Roberts went back to his home town of Nashville about a month ago to work with Emery on recording songs written on his front porch in Colorado. Many were based on moving here from Nashville sixteen years ago, what he misses about his home state, and starting a new life here.
“A lot of it is just a lot of synchronicities between both locations going on,” Roberts says. "In the writing of the songs, a lot of it is based on my transition moving to Colorado and what I miss about Tennessee, and what I like about living here, what brought me here, the struggles along the way of getting here, loss of friends, substances, and everything that comes along with that.”
While Roberts says his songs with the Hang Rounders are brutally honest honky-tonk tunes that deal with him making bad Saturday night decisions and dealing with the repercussions the following Monday, his solo material is more somber.
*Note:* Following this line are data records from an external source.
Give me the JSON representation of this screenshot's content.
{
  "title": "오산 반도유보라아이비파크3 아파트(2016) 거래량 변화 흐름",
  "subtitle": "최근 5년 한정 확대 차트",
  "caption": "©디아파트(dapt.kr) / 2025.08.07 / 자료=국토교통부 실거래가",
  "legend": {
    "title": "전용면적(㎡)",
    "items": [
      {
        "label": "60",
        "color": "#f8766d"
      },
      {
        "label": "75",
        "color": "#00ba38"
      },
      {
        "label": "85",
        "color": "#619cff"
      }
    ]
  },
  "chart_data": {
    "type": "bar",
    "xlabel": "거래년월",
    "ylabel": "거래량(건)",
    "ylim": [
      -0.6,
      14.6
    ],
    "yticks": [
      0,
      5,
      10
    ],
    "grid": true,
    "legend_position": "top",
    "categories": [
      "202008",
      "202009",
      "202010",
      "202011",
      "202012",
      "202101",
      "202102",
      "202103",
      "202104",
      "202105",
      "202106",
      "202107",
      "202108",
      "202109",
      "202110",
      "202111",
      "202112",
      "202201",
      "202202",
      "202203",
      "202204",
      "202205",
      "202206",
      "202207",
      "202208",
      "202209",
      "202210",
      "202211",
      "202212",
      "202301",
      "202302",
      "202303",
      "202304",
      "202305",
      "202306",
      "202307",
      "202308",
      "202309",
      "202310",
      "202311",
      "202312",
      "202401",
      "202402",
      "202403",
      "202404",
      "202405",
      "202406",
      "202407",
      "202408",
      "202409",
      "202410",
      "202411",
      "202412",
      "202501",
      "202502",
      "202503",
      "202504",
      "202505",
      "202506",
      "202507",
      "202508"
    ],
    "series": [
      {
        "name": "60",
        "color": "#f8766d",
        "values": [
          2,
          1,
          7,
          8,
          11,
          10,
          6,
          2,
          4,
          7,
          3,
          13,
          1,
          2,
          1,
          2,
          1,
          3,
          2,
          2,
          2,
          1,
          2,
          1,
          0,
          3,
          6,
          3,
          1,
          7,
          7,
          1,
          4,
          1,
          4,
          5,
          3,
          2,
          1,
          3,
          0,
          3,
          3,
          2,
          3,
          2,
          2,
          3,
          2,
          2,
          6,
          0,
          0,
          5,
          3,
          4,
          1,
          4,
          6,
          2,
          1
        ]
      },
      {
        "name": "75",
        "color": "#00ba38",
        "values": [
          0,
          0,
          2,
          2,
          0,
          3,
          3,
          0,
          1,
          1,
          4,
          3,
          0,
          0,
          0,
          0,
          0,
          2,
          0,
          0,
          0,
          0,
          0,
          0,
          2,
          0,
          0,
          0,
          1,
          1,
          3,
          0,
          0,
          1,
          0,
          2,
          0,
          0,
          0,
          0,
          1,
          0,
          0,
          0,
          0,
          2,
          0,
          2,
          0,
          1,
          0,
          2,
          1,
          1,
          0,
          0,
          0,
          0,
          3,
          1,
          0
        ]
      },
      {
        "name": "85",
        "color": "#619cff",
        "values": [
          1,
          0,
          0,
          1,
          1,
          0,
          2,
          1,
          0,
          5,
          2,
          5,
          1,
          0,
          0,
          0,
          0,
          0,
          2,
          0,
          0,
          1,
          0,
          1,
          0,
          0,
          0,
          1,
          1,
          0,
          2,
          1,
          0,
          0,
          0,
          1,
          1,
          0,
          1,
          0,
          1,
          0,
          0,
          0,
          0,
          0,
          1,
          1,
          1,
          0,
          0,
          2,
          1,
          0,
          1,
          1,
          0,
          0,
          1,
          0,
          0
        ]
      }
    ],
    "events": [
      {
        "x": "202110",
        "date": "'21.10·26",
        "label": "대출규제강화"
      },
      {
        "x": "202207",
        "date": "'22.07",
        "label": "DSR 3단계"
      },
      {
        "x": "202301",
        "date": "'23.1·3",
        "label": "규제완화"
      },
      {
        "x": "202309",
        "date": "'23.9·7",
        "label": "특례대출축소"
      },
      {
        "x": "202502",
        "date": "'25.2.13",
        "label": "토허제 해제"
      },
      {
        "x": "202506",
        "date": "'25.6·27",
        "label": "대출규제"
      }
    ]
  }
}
They reflect on how having children has changed his life.
“I can't stay out doing cocaine until morning, because I have to wake up at six and take the kids to school,” he says. “A lot of the songs come from that — a lot more of me opening up and admitting my faults or the way I've treated my wife in the past, of not being around whenever I should have just been at home.”
Roberts, who says Guy Clark is one of his favorite songwriters, also put solo acoustic versions of two Hang Rounders songs on his Magnolia Sessions album, including “Growing Up in the South.”
“That song was probably one of the first real heartfelt songs I ever wrote,” Roberts says. “And it still rings true. It's basically the whole story of my life growing up with a single mom. And it tackles the way that we always had Christmas. That absolutely blows my mind to think about how the hell she pulled through all that stuff. It tackles my dad going to jail for being a rapist when I was two years old. And then it goes into being at the location when my best friend was shot in the head and having to deal with heroin being involved and him getting shot, [and me] not knowing to call 911 because I was too fucked up.”
Roberts says he recorded a solo version of “Growing Up in the South” because fans had told him they just wanted to hear him singing the song so they could “focus more on that without hearing a ripping pedal steel solo behind it or something. It just kind of opens it up to a little bit more interpretation from the listener.”
Roberts got involved with the recording project through Tod, who he grew up with, and Heckler, who suggested to Emery that he be part of the Magnolia Sessions. Roberts was fascinated by how the recordings sounded when he listened to Heckler’s album; he says he could hear a bird land on a tree branch in the recording: “If your eyes are closed, you could pinpoint where it was coming from."
The songs were recorded in the dark, under the magnolia tree. He played an 1860s acoustic Gibson tenor guitar while Emery recorded from the studio about 150 yards away.
“It definitely puts a sense of intimacy that you don't get from a traditional studio recording,” Emery says. “With the atmosphere and just the outside noises, it really conveys that there's no trickery going on. ... You hear things like the cicadas going crazy in a tree. You know it happened in that moment; it wasn't something that we hodgepodged together.”